Tools & utilities

Generate toy data

roger.tools.make_toy_data.make_toy_forcing(base_path, ndays=10, nrows=1, ncols=1, event_type='rain', enable_groundwater_boundary=False, enable_crop_phenology=False, float_type='float32')[source]

Make toy forcing with synthetically generated data.

roger.tools.make_toy_data.make_toy_forcing_event(base_path, ta=10, nhours=5, dt=10, nrows=1, ncols=1, event_type='rain', rain_sum=10, heavyrain_sum=60, float_type='float32')[source]

Make toy forcing for a single event with synthetically generated data.

roger.tools.make_toy_data.make_toy_forcing_tracer(base_path, tracer='Br', start_date='1/10/2010', ndays=10, nrows=1, ncols=1, float_type='float32')[source]

Make toy forcing with synthetically generated data.

Setup tools

roger.tools.setup.write_crop_rotation(input_dir, nrows=1, ncols=1, float_type='float32')[source]

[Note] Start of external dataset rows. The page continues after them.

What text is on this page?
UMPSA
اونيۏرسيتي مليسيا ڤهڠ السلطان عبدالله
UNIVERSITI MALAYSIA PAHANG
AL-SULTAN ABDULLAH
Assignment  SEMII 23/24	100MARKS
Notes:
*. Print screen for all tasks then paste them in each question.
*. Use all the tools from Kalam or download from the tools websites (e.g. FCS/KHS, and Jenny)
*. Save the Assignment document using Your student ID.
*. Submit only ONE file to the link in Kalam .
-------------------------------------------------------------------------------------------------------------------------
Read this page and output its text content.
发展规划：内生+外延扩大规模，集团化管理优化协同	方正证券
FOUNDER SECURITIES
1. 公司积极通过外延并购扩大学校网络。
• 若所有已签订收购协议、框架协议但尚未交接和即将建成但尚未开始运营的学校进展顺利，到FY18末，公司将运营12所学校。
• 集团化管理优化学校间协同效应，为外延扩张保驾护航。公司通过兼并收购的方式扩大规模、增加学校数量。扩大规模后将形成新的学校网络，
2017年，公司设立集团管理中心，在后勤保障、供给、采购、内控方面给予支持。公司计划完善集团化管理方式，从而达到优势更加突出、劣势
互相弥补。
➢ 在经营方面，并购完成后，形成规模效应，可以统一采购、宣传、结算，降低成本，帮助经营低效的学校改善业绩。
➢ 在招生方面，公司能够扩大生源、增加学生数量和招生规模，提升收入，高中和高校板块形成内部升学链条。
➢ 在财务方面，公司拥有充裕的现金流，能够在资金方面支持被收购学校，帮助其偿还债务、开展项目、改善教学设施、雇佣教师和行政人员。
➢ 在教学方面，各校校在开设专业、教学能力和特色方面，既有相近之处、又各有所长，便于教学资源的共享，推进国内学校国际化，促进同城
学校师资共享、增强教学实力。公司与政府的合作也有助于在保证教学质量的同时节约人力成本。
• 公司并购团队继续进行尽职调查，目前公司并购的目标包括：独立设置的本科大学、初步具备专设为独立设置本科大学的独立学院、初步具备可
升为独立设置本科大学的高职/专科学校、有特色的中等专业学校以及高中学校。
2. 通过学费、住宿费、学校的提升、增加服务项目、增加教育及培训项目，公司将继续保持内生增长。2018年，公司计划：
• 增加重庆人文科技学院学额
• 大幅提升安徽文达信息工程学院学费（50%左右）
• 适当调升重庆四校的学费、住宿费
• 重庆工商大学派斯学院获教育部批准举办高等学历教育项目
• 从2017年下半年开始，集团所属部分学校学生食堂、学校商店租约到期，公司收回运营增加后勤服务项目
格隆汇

Writes crop rotation data from CSV to NetCDF

Parameters:
  • input_dir (Path) – path to directory with input data

  • nrows (int, optional) – number of rows

  • ncols (int, optional) – number of columns

roger.tools.setup.write_forcing_event(input_dir, nrows=1, ncols=1, uniform=True, prec_correction=False, float_type='float32')[source]

Writes forcing data for a single event from TXT to NetCDF

Parameters:
  • input_dir (Path) – path to directory with input data

  • nrows (int, optional) – number of rows

  • ncols (int, optional) – number of columns

  • uniform (bool, optional) – True if time series are used as input data

  • prec_correction (str, optional) – if True precipitation is corrected according to Richter (1995)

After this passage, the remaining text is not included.